Field shook his head, trying to shake it clear (to no avail). Adelaide, feeling much of the same, cleared her throat and ... had to pry herself off of the mouse. Almost stumbling as she went to the door (head swimming). And put her paw on the knob, suddenly fearing who it could be. Who was on the other side? When the door knocked at night in Sheridan town, it was never a good sign. Because of curfew, precious few would venture out at night.
So, who could it be?
The possibilities gave her (and Field) a fright.
She took a deep, shaky breath, and opened it, and ...
... there, in the cold, was Ma Sparta. The cat. Black-furred and glaring. Shivering and staring, and not waiting for an invitation to come into the warmth.
Adelaide blinked as she barged into the living room, and ... the bat closed the door. Locked it. And asked, "What ... "
" ... am I doing here? What, no, ‘Gee, Ma, I'm glad you're alive. I'm sorry I left you for trolley fodder.'"
Adelaide frowned.
Ma shook her head, letting out a breath. And turned to look at Field, and then at the rest of the room. The candles. The alcohol. The dim lighting. And the cat chuckled a bit. "Prelude to yiff, huh? How close were you ... ?" She grinned. Showing her teeth.
"What do you want, Ma?" Adelaide demanded briskly. Stand-offish and defensive. Resenting Ma's coarseness.
Ma, still grinning, shrugged, walking around a bit, looking things over. "Your mouse has a knack for interior decorating," she said, guessing (correctly) that Field had been the one to rearrange the furniture in here. To decorate the tables and walls.

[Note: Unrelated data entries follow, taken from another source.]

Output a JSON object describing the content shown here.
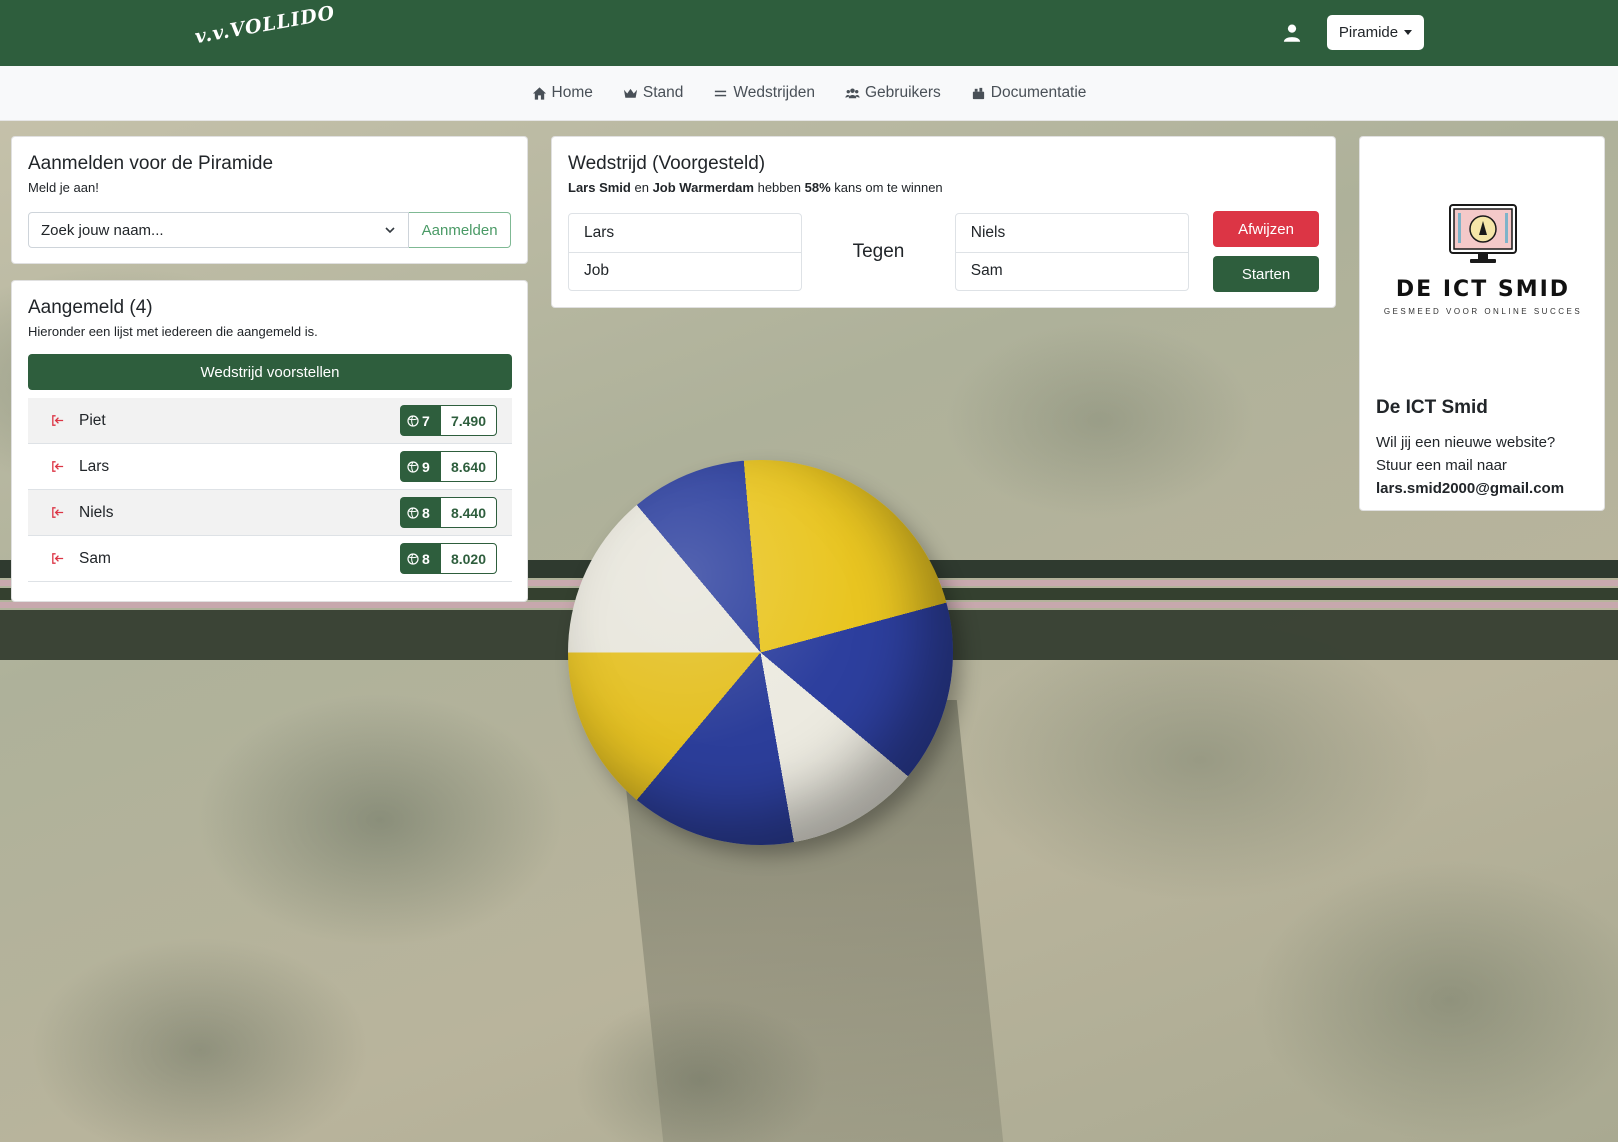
{
  "app": {
    "logo_text": "v.v.VOLLIDO",
    "dropdown_label": "Piramide"
  },
  "nav": {
    "items": [
      {
        "label": "Home",
        "icon": "home-icon"
      },
      {
        "label": "Stand",
        "icon": "crown-icon"
      },
      {
        "label": "Wedstrijden",
        "icon": "equals-icon"
      },
      {
        "label": "Gebruikers",
        "icon": "users-icon"
      },
      {
        "label": "Documentatie",
        "icon": "docs-icon"
      }
    ]
  },
  "signup": {
    "title": "Aanmelden voor de Piramide",
    "subtitle": "Meld je aan!",
    "select_placeholder": "Zoek jouw naam...",
    "button_label": "Aanmelden"
  },
  "registered": {
    "title": "Aangemeld (4)",
    "subtitle": "Hieronder een lijst met iedereen die aangemeld is.",
    "propose_button": "Wedstrijd voorstellen",
    "players": [
      {
        "name": "Piet",
        "rank": "7",
        "score": "7.490"
      },
      {
        "name": "Lars",
        "rank": "9",
        "score": "8.640"
      },
      {
        "name": "Niels",
        "rank": "8",
        "score": "8.440"
      },
      {
        "name": "Sam",
        "rank": "8",
        "score": "8.020"
      }
    ]
  },
  "match": {
    "title": "Wedstrijd (Voorgesteld)",
    "player_a": "Lars Smid",
    "conj": "en",
    "player_b": "Job Warmerdam",
    "middle": "hebben",
    "percent": "58%",
    "suffix": "kans om te winnen",
    "team1": [
      "Lars",
      "Job"
    ],
    "vs_label": "Tegen",
    "team2": [
      "Niels",
      "Sam"
    ],
    "reject_label": "Afwijzen",
    "start_label": "Starten"
  },
  "sponsor": {
    "brand": "DE ICT SMID",
    "tagline": "GESMEED VOOR ONLINE SUCCES",
    "title": "De ICT Smid",
    "line1": "Wil jij een nieuwe website?",
    "line2": "Stuur een mail naar",
    "email": "lars.smid2000@gmail.com"
  },
  "colors": {
    "primary": "#2e5e3d",
    "danger": "#dc3545",
    "navbar_bg": "#f8f9fa"
  }
}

Adelaide, taking a step forward, showed her fangs. "What," she asked again, "do you want, Ma?"
"Oh, I just stopped by ... to say hello. What do you think I want?" she shot back. "I'm a fugitive. I had nowhere to go. So, I tracked you down. I need a place to stay."
"What?"
"Are you seriously going to turn me away? Put me on the street?"
"You've always had a penchant for being able to take care of yourself," Adelaide reasoned. "Why shouldn't I?"
"Cause I've got news."
The bat squinted.
"Big," Ma whispered, "news."
Field, taking a seat on the couch, sighed ... still feeling light-headed. He wanted to lie down, but ... he sat up. Asking Ma, "What ... exactly?"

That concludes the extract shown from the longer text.